1945 An FDA Chief inspector discovers that fluorides are being added to beer by the Commonwealth Brewing Company of Massachusetts (the same state where they did experimental fluoride treatments on institutionalized children). The owner of the brewery was arrested and subjected to a Federal jury trial for poisoning the beer. The indictment charged that the beer contained “an added poison or deleterious poison, fluoride, which was unsafe within the meaning of the statute (Section 301a of the Food, Drug and Cosmetic Act), since it was a substance not required in the production of the beer, it could have been avoided by good manufacturing practice.” The fact was established that the fluoride was added in the concentration of 0.5 ppm. The jury was instructed that fluoride was established to be harmful and poisonous, and that it was unimportant to show how much beer it would take to demonstrate harmful effects. Beer was classified as a food and fluoride as a poison in 1945. The Commonwealth Brewery Company was slapped with a $10,000 fine, and Kaufmann, the owner, was given a 6 month suspended jail sentence and a three year probation period.

1945 Newburgh, New York has their water supply fluoridated in May 1945. Subsequent exams of the children by x-ray reveal that almost 14% have cortical defects in bone, compared to the nearby unfluoridated town of Kingston, where 7.5% have bone defects. The data is suppressed. In tandum, Project F (connected with the Manhattan Project) conducted their own studies of Newburg residents, focusing on the amounts of fluoride Newburg residents retained in the tissues and blood – key information sought by the bomb program, according to previously classified documents released in 1997. See 1956.

1945 The newspaper Philadelphia Record, 18 October 1945, reveals an article entitled “First Bomb Suit for Ruined Peaches filed by Salem County Growers for $400,000” details suits against chemical manufacturers connected with the Manhattan Atomic Bomb Project for hydrogen fluoride damage to peach groves. Companies involved were DuPont de Nemours (which has been interacting with I.G. Farben in Nazi Germany), the Sun Oil Company and the General Chemical Company.

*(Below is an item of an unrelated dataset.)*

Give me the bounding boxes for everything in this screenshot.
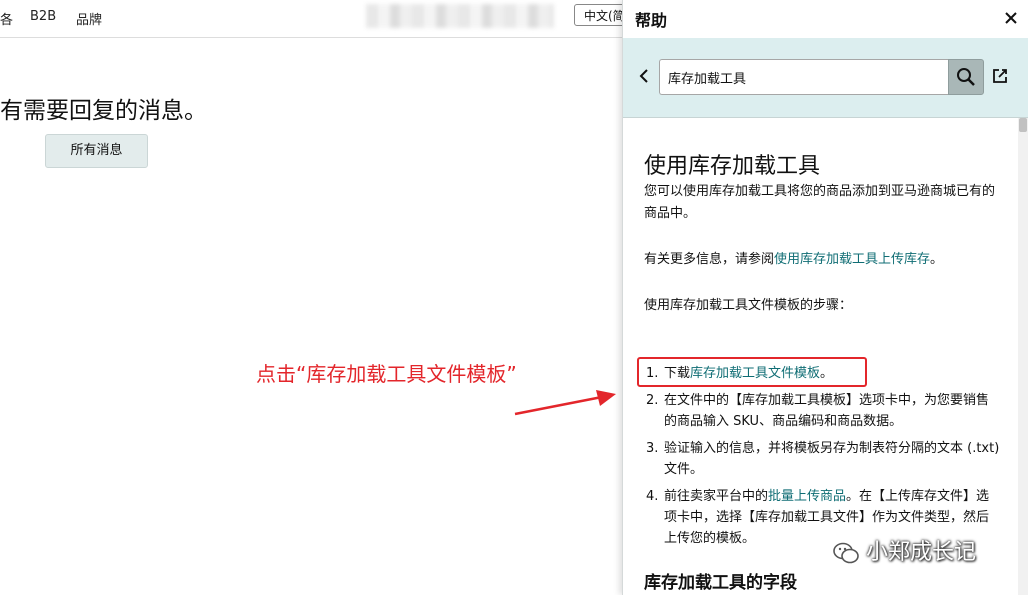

1945 The government does a public test case of fluoridation, comparing fluoridated Grand Rapids with unfluoridated Muskegon, Michigan. The study is to last ten years. After one year, it becomes obvious to the government that fluorides do not conform to their public propaganda, and the study is terminated. The city of Muskegon is then fluoridated in 1947 to conceal the difference in effect. Other experiments are performed covertly on population areas, without the knowledge of the subjects.

1945 Covert experiments with fluorides are conducted in Massachusetts and in Connecticut between 1945 and 1946 on indigent, mentally retarded children at state-run schools. According to 1954 testimony of Florence Birmingham, a trustee of the Wrentham State School in Massachusetts, her schools administration learned only by accident that fluorides were being put in the drinking water.

1945 A study reveals that fluoride’s affinity for magnesium and manganese ions enables it to deplete their availability for vital enzyme functions. (Borei, H., “Inhibition of Cellular Oxidation by Fluoride”, Arkiv.Kemi,Mineral,Geol., 20A, No. 8, 1945).

1946 A letter from the U.S. Engineer Office, Manhattan District, Oak Ridge, Tennessee, to Colonel Warren, Manhattan Project, 1 May 1946, regarding a trip to the DuPont plant, discusses the fluoride damage to the environment. The letter also states “Would there be any use in making attempts to counteract the local fear of fluoride on the part of residents of Salem and Gloucester counties through lectures on fluoride toxicology and perhaps the usefulness of fluoride in tooth health?” Letter signed by Harold C. Hodge, who was also involved in the Newburgh, New York experiments. Ref: Previously classified SECRET Manhattan Project Letter, 1 May 1946, declassified and released from the National Archives in 1997.